In short, the older view of liberty included a vision of how to live a good life that modern liberalism has decided human beings can do without. Mr. Deneen thinks that this shift has been a disaster, both for the human beings forced to hew to liberalism’s rudderless individualist ethos and for civilization.

But, one may say, hasn’t liberalism in the classical sense been rather successful? Hasn’t it managed to improve living conditions for, well, billions of people—to give them unprecedented say in their government and control over their lives? In fact, hasn’t it achieved a certain global dominance? Mr. Deneen doesn’t dispute this. Rather he argues that, as liberalism succeeds and becomes more fully itself, it “generates endemic pathologies more rapidly and pervasively than it is able to produce Band-Aids and veils to cover them.”

He sees evidence of liberalism’s failure in the 2008 financial crisis; the new extremes in economic inequality; the reckoning due human beings from climate change; and the collapse of public confidence in self-government. All result, he says, from the rampant unchaining of human appetite as a matter of individual right. Liberalism fails, Mr. Deneen says, because “at the end of the path of liberation lies enslavement. Such liberation from all obstacles is finally illusory, for two simple reasons: human appetite is insatiable and the world is limited.”

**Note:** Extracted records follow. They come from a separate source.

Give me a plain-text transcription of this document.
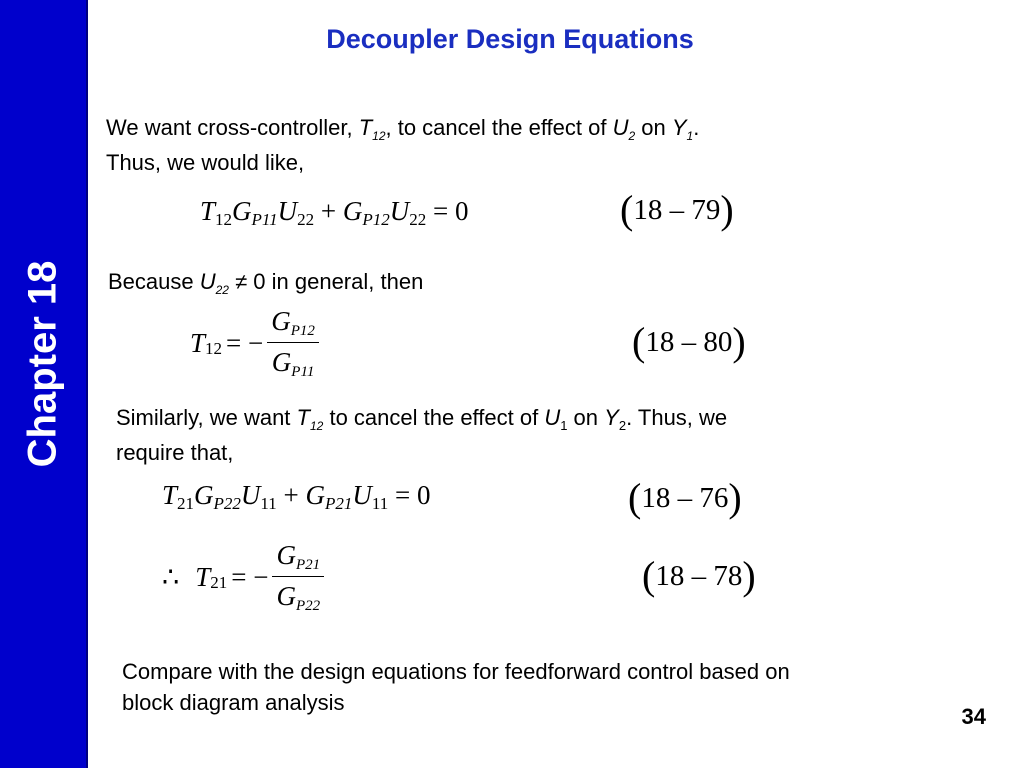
Chapter 18
Decoupler Design Equations
We want cross-controller, $T_{12}$, to cancel the effect of $U_2$ on $Y_1$.
Thus, we would like,
T12GP11U22 + GP12U22 = 0	( 18 – 79 )
Because $U_{22} \ne 0$ in general, then
T 12 = − $\frac{GP12}{GP11}$	( 18 – 80 )
Similarly, we want $T_{12}$ to cancel the effect of $U_1$ on $Y_2$. Thus, we
require that,
T21GP22U11 + GP21U11 = 0	( 18 – 76 )
∴ T 21 = − $\frac{GP21}{GP22}$	( 18 – 78 )
Compare with the design equations for feedforward control based on
block diagram analysis
34
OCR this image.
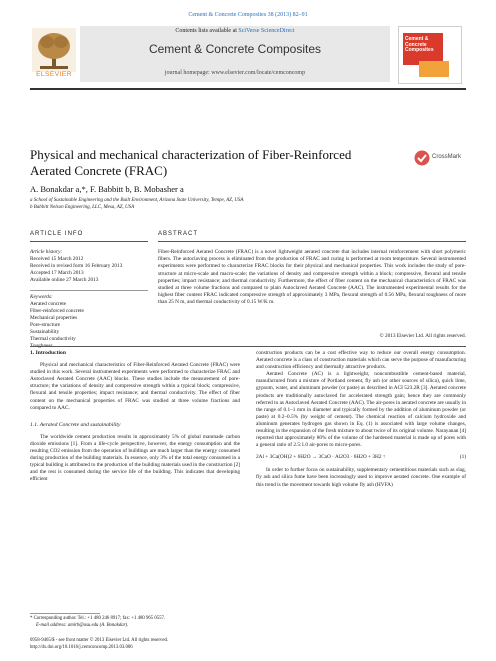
Cement & Concrete Composites 38 (2013) 82–91
ELSEVIER
Contents lists available at SciVerse ScienceDirect
Cement & Concrete Composites
journal homepage: www.elsevier.com/locate/cemconcomp
Cement & Concrete Composites
Physical and mechanical characterization of Fiber-Reinforced Aerated Concrete (FRAC)
CrossMark
A. Bonakdar a,*, F. Babbitt b, B. Mobasher a
a School of Sustainable Engineering and the Built Environment, Arizona State University, Tempe, AZ, USA
b Babbitt Nelson Engineering, LLC, Mesa, AZ, USA
ARTICLE INFO	ABSTRACT
Article history:
Received 15 March 2012
Received in revised form 16 February 2013
Accepted 17 March 2013
Available online 27 March 2013
Keywords:
Aerated concrete
Fiber-reinforced concrete
Mechanical properties
Pore-structure
Sustainability
Thermal conductivity
Fiber-Reinforced Aerated Concrete (FRAC) is a novel lightweight aerated concrete that includes internal reinforcement with short polymeric fibers. The autoclaving process is eliminated from the production of FRAC and curing is performed at room temperature. Several instrumented experiments were performed to characterize FRAC blocks for their physical and mechanical properties. This work includes the study of pore-structure at micro-scale and macro-scale; the variations of density and compressive strength within a block; compressive, flexural and tensile properties; impact resistance; and thermal conductivity. Furthermore, the effect of fiber content on the mechanical characteristics of FRAC was studied at three volume fractions and compared to plain Autoclaved Aerated Concrete (AAC). The instrumented experimental results for the highest fiber content FRAC indicated compressive strength of approximately 3 MPa, flexural strength of 0.56 MPa, flexural toughness of more than 25 N m, and thermal conductivity of 0.15 W/K m.
© 2013 Elsevier Ltd. All rights reserved.
1. Introduction

Physical and mechanical characteristics of Fiber-Reinforced Aerated Concrete (FRAC) were studied in this work. Several instrumented experiments were performed to characterize FRAC and Autoclaved Aerated Concrete (AAC) blocks. These studies include the measurement of pore-structure; the variations of density and compressive strength within a typical block; compressive, flexural and tensile properties; impact resistance; and thermal conductivity. The effect of fiber content on the mechanical properties of FRAC was studied at three volume fractions and compared to AAC.

1.1. Aerated Concrete and sustainability

The worldwide cement production results in approximately 5% of global manmade carbon dioxide emissions [1]. From a life-cycle perspective, however, the energy consumption and the resulting CO2 emission from the operation of buildings are much larger than the energy consumed during production of the building materials. In essence, only 3% of the total energy consumed in a typical building is attributed to the production of the building materials used in the construction [2] and the rest is consumed during the service life of the building. This indicates that developing efficient

construction products can be a cost effective way to reduce our overall energy consumption. Aerated concrete is a class of construction materials which can serve the purpose of manufacturing and construction efficiency and thermally attractive products.

Aerated Concrete (AC) is a lightweight, noncombustible cement-based material, manufactured from a mixture of Portland cement, fly ash (or other sources of silica), quick lime, gypsum, water, and aluminum powder (or paste) as described in ACI 523.2R [3]. Aerated concrete products are traditionally autoclaved for accelerated strength gain; hence they are commonly referred to as Autoclaved Aerated Concrete (AAC). The air-pores in aerated concrete are usually in the range of 0.1–1 mm in diameter and typically formed by the addition of aluminum powder (or paste) at 0.2–0.5% (by weight of cement). The chemical reaction of calcium hydroxide and aluminum generates hydrogen gas shown in Eq. (1) is associated with large volume changes, resulting in the expansion of the fresh mixture to about twice of its original volume. Narayanan [4] reported that approximately 80% of the volume of the hardened material is made up of pores with a general ratio of 2.5:1.0 air-pores to micro-pores.

2Al + 3Ca(OH)2 + 6H2O → 3CaO · Al2O3 · 6H2O + 3H2 ↑	(1)

In order to further focus on sustainability, supplementary cementitious materials such as slag, fly ash and silica fume have been increasingly used to improve aerated concrete. One example of this trend is the movement towards high volume fly ash (HVFA)

* Corresponding author. Tel.: +1 480 246 8917; fax: +1 480 965 0557.
E-mail address: amirb@asu.edu (A. Bonakdar).
0958-9465/$ - see front matter © 2013 Elsevier Ltd. All rights reserved.
http://dx.doi.org/10.1016/j.cemconcomp.2013.03.006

Mr. Deneen has written a serious book offering a radical critique of modernity, and he has taken the trouble to do so both concisely and engagingly. His insights as well as his crotchets in pursuit of his argument are often arresting. He writes compellingly on the growth of government in tandem with the spread of liberal market principles, for example, noting that a supposed preference for “limited government” has been no match for the demand for expanding government enforcement of individual rights. And how much more cranky could one be than to challenge Great Books programs on campus on the grounds that “many of these books were the source of the very forces displacing the study of old books”?

Mr. Deneen makes a point of saying that he doesn’t want to try to go back to pre-liberal times, in which hierarchical authority imposed absolute limits on human possibility—the dark side of “culture” shaping people’s pursuit of a “good life.” He argues instead for a practical effort to recultivate, within liberal society, the local sense of community and culture, household and family, that once shaped human fulfillment and that liberalism has disrupted. That sounds like a desirable choice for many people, but it is indeed a choice: a voluntary arrangement—in short, a liberal arrangement.

It’s also noteworthy that Mr. Deneen does not have to propose sailing off to some undiscovered country to pursue his vision. That’s because his community would readily find the security and freedom it requires within liberalism’s horizon.